The B-plot is... the return of Joe West! After his actor was injured and he sat out the vast majority of this season, he has finally returned, with the justification that his character also had to recover from the wounds inflicted by Cicada, apparently going off to Tibet to heal with Wally. He ends up helping Iris get through her own problems and fears over how Cicada broke into her office during the time loop. Joe's a good dad.
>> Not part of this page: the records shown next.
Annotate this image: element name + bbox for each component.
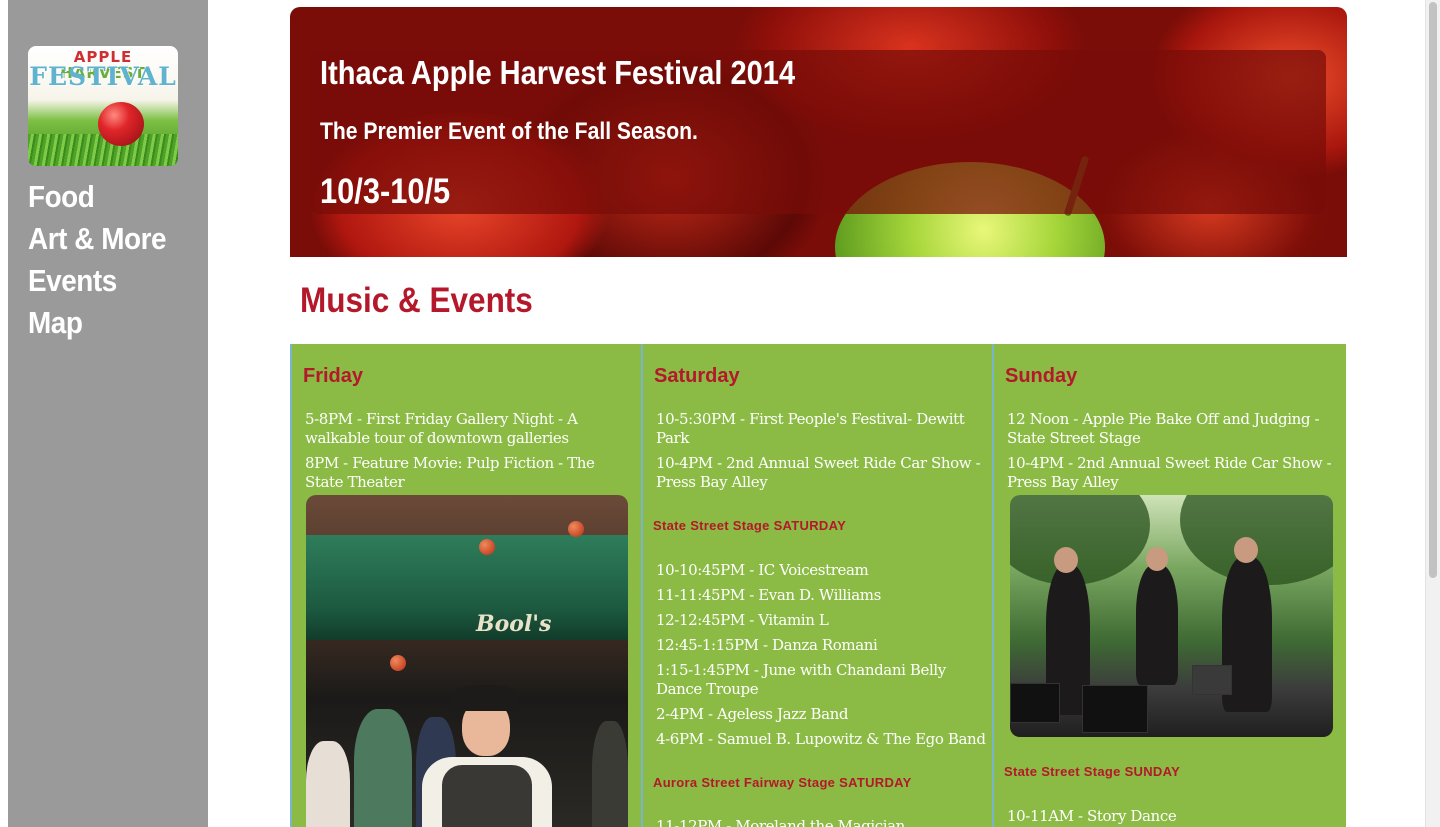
scrollbar-thumb[interactable] — [1429, 2, 1437, 578]
list-item: 10-11AM - Story Dance — [1007, 807, 1177, 825]
crowd-person — [306, 741, 350, 827]
day-title-saturday: Saturday — [654, 365, 740, 387]
juggler-photo: Bool's — [306, 495, 628, 827]
banner-dates: 10/3-10/5 — [320, 172, 451, 211]
juggling-ball — [479, 539, 495, 555]
schedule-grid: Friday 5-8PM - First Friday Gallery Nigh… — [290, 344, 1346, 827]
stage-label-state-street-saturday: State Street Stage SATURDAY — [653, 518, 847, 533]
day-title-friday: Friday — [303, 365, 364, 387]
awning-sign: Bool's — [476, 611, 552, 637]
performer-head — [1146, 547, 1168, 571]
aurora-street-saturday-list: 11-12PM - Moreland the Magician — [656, 817, 986, 827]
main-nav: Food Art & More Events Map — [28, 176, 181, 344]
sidebar: APPLE HARVEST FESTIVAL Food Art & More E… — [8, 0, 208, 827]
state-street-sunday-list: 10-11AM - Story Dance — [1007, 807, 1337, 827]
logo-word-festival: FESTIVAL — [29, 62, 177, 91]
juggler-hat — [452, 685, 518, 711]
page-title: Music & Events — [300, 281, 533, 320]
list-item: 2-4PM - Ageless Jazz Band — [656, 705, 849, 723]
nav-item-events[interactable]: Events — [28, 260, 166, 302]
page-scrollbar[interactable] — [1425, 0, 1440, 827]
state-street-saturday-list: 10-10:45PM - IC Voicestream 11-11:45PM -… — [656, 561, 986, 755]
amplifier — [1082, 685, 1148, 733]
list-item: 10-5:30PM - First People's Festival- Dew… — [656, 410, 965, 447]
juggling-ball — [390, 655, 406, 671]
amplifier — [1192, 665, 1232, 695]
performer-head — [1234, 537, 1258, 563]
saturday-event-list: 10-5:30PM - First People's Festival- Dew… — [656, 410, 986, 498]
list-item: 4-6PM - Samuel B. Lupowitz & The Ego Ban… — [656, 730, 986, 748]
day-column-sunday: Sunday 12 Noon - Apple Pie Bake Off and … — [992, 344, 1341, 827]
performer-head — [1054, 547, 1078, 573]
list-item: 10-10:45PM - IC Voicestream — [656, 561, 869, 579]
awning-graphic — [306, 535, 628, 640]
band-photo — [1010, 495, 1333, 737]
festival-logo[interactable]: APPLE HARVEST FESTIVAL — [28, 46, 178, 166]
list-item: 11-11:45PM - Evan D. Williams — [656, 586, 881, 604]
hero-banner: Ithaca Apple Harvest Festival 2014 The P… — [290, 7, 1347, 257]
banner-tagline: The Premier Event of the Fall Season. — [320, 118, 698, 145]
juggler-vest — [442, 765, 532, 827]
list-item: 12-12:45PM - Vitamin L — [656, 611, 829, 629]
amplifier — [1010, 683, 1060, 723]
list-item: 5-8PM - First Friday Gallery Night - A w… — [305, 410, 578, 447]
nav-item-map[interactable]: Map — [28, 302, 166, 344]
nav-item-food[interactable]: Food — [28, 176, 166, 218]
performer — [1136, 565, 1178, 685]
list-item: 10-4PM - 2nd Annual Sweet Ride Car Show … — [656, 454, 981, 491]
list-item: 12:45-1:15PM - Danza Romani — [656, 636, 878, 654]
friday-event-list: 5-8PM - First Friday Gallery Night - A w… — [305, 410, 635, 498]
day-column-saturday: Saturday 10-5:30PM - First People's Fest… — [641, 344, 990, 827]
stage-label-aurora-street-saturday: Aurora Street Fairway Stage SATURDAY — [653, 775, 912, 790]
day-title-sunday: Sunday — [1005, 365, 1078, 387]
list-item: 1:15-1:45PM - June with Chandani Belly D… — [656, 661, 946, 698]
list-item: 10-4PM - 2nd Annual Sweet Ride Car Show … — [1007, 454, 1332, 491]
stage-label-state-street-sunday: State Street Stage SUNDAY — [1004, 764, 1181, 779]
day-column-friday: Friday 5-8PM - First Friday Gallery Nigh… — [290, 344, 639, 827]
list-item: 11-12PM - Moreland the Magician — [656, 817, 905, 827]
apple-icon — [98, 102, 144, 146]
crowd-person — [592, 721, 628, 827]
crowd-person — [354, 709, 412, 827]
juggling-ball — [568, 521, 584, 537]
list-item: 12 Noon - Apple Pie Bake Off and Judging… — [1007, 410, 1320, 447]
banner-title: Ithaca Apple Harvest Festival 2014 — [320, 54, 796, 91]
nav-item-art-and-more[interactable]: Art & More — [28, 218, 167, 260]
list-item: 8PM - Feature Movie: Pulp Fiction - The … — [305, 454, 595, 491]
sunday-event-list: 12 Noon - Apple Pie Bake Off and Judging… — [1007, 410, 1337, 498]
Overall, it's a pretty great episode. King Shark's story was unexpectedly told pretty well, and Grodd's return as well as the ensuing monster fight was clearly welcome. The ethics debate between Barry and the others is honestly a bit shoehorned in, and I kinda wish that the writing was a bit better to make Cisco's argument a bit more sensible (King Shark was about to eat you, dude). Still, I can't lie... I did enjoy this episode a lot. 

DC Easter Eggs Corner:

  • King Shark, as well as his Earth-1 counterpart having died, was established pretty early in Flash's second season. King Shark himself has made some on-and-off appearances as one-scene wonders, and his last appearance was in Crisis on Earth-X, 2018's inter-show crossover. 
  • Grodd was last seen in Legends of Tomorrow's third season, being recruited by Mallus as one of his minions against the Legends of Tomorrow. 
  • Grodd has been portrayed with a mental-enhancing technobabble crown before, most prominently in the Justice League animated series. 
  • The "but Grodd hate banana" bit that Joe posts in their little chat, in addition to being a hilarious comment, is a callback to Grodd's first appearance in The Flash, where he establishes that he really, really hates bananas.